Quelques-uns des vieux travailleurs sont cocasses. Celui-ci, qui arrive dans la file, a des épaules tombantes de bouteille; il est extrêmement mince du thorax et maigre des jambes, et, néanmoins, il est ventru.

Barque n’y tient plus.

– Eh, dis donc, Dubidon!

– Mince de paletot, remarque Tirette devant une capote qui passe, infiniment rapiécée, de tous les bleus.

Il interpelle le vétéran.

– Eh! l’père-échantillons… Eh, dis donc, là-bas, toi, insiste-t-il.

L’autre se tourne, le regarde, bouche bée.

– Dis donc, papa, si tu veux être bien gentil, tu me donneras l’adresse de ton tailleur de Londres.

La figure surannée et gribouillée de rides ricane – puis le bonhomme, arrêté un instant sous l’injonction de Barque, est bousculé par le flot qui le suit, et emporté.

Après quelques figurants moins remarquables, une nouvelle victime se présente aux quolibets. Sur sa nuque rouge et rugueuse végète une espèce de laine sale de mouton. Les genoux pliés, le corps en avant et le dos voûté, ce territorial se tient mal debout.

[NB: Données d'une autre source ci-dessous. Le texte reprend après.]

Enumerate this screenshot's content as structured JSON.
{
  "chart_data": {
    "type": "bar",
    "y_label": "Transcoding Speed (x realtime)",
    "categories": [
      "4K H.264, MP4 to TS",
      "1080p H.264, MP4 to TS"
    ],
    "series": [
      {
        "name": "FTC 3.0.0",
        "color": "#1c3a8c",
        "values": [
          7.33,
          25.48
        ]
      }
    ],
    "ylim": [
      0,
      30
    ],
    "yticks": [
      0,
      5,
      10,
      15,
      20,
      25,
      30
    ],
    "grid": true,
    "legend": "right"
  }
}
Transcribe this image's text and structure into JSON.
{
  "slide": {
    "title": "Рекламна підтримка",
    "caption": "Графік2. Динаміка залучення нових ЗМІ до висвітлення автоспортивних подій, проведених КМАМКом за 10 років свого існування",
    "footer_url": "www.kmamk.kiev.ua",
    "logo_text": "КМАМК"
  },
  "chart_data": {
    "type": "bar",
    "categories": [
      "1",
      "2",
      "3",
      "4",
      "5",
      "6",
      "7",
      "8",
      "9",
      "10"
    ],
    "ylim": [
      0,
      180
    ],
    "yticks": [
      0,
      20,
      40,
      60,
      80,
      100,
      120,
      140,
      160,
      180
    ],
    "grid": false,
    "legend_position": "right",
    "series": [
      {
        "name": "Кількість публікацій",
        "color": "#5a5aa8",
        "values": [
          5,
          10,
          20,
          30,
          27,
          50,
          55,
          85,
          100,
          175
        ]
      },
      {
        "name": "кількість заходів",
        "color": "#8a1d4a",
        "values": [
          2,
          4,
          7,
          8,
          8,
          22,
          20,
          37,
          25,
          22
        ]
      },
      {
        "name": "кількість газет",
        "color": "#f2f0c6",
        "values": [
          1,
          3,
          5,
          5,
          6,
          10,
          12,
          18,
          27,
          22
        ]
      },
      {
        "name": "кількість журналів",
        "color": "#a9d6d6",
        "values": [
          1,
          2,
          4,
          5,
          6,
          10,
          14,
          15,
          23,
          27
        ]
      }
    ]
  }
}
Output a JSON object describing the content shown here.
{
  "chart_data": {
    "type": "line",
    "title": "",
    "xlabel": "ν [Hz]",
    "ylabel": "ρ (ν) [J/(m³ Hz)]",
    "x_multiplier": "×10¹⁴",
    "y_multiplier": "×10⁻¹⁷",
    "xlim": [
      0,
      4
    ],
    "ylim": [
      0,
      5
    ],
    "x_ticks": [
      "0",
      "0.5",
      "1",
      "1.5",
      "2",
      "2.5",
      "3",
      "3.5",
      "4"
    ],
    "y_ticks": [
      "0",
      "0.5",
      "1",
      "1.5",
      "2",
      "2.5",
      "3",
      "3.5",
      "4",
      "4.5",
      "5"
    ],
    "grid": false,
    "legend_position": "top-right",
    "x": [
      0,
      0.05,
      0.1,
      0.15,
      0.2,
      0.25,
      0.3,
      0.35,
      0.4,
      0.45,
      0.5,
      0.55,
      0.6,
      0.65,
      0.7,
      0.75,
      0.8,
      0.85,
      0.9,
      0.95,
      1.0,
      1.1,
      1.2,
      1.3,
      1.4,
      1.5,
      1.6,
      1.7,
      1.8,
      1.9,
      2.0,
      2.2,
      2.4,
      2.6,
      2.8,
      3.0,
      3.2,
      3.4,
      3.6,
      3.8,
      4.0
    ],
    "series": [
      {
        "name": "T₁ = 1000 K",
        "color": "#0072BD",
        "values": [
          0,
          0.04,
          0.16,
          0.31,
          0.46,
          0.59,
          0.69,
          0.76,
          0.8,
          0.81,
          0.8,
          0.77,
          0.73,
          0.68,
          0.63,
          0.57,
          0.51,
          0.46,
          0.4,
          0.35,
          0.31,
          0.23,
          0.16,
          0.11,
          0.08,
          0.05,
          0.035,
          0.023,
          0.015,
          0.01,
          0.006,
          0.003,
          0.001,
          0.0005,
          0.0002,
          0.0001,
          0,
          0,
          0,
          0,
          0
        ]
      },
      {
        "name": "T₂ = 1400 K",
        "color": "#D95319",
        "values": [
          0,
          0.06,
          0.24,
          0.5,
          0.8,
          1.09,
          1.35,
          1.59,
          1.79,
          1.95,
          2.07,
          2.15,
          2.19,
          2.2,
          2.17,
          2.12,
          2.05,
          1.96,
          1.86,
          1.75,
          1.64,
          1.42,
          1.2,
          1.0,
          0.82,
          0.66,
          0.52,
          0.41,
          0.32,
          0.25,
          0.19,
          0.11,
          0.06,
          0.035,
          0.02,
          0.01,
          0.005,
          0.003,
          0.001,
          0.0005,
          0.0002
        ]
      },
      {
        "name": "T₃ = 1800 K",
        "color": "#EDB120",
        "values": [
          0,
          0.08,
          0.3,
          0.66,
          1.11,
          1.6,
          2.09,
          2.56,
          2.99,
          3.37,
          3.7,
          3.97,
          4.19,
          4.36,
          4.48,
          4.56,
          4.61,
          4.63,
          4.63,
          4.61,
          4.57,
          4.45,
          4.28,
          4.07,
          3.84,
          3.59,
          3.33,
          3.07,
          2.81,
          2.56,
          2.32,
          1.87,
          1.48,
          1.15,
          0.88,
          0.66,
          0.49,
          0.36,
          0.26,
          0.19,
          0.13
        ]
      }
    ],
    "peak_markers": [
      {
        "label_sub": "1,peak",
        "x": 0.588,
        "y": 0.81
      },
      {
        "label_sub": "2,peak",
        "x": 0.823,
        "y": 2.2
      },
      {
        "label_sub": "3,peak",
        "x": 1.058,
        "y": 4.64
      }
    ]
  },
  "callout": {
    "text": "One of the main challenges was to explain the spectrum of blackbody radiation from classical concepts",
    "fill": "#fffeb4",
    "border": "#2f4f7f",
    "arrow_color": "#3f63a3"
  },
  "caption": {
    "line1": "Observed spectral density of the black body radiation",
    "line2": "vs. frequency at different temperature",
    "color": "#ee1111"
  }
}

– Tiens, braille Tirette en le désignant du doigt, le célèbre homme-accordéon! A la foire, on paierait pour le voir. Ici, la vue n’en coûte rien!

Tandis que l’interpellé balbutie des injures, on rit ici et là.

Il n’en faut pas davantage pour exciter encore les deux compères que le désir de placer un mot jugé drôle par un public peu difficile incite à tourner en dérision les ridicules de ces vieux frères d’armes qui peinent nuit et jour, au bord de la grande guerre, pour préparer et réparer les champs de bataille.

Et même les autres spectateurs s’y mettent aussi. Misérables, ils raillent plus misérables qu’eux.

– Vise-moi ç’ui-ci. Et ç’ui-là, donc!

– Non, mais pige-moi la photographie de ce p’tit bas-du-cul. Eh! loin-du-ciel, eh!

– Et ç’ui-là qui n’en finit pas! Tu parles d’un gratte-ciel. Tiens, là, i’vaut l’jus. Oui, tu vaux l’jus, mon vieux!

L’homme en question fait de petits pas, en portant sa pioche en avant comme un cierge, la figure crispée et le corps tout penché, bâtonné par le lumbago.

– Eh! grand-père, veux-tu deux sous? lui demande Barque en lui tapant sur l’épaule lorsqu’il passe à portée.

Le poilu déplumé, vexé, grogne: «Bougre de galapiat».

Alors, Barque lance d’une voix stridente:

– Dis donc, tu pourrais être poli, face de pet, vieux moule à caca!

L’ancien, se retournant tout d’une pièce, bafouille, furieux.

– Eh! mais, crie Barque en riant, c’est qu’i’ raloche, c’débris. Il est belliqueux, voyez-vous ça, et i’s’rait malfaisant s’il avait seulement soixante ans de moins.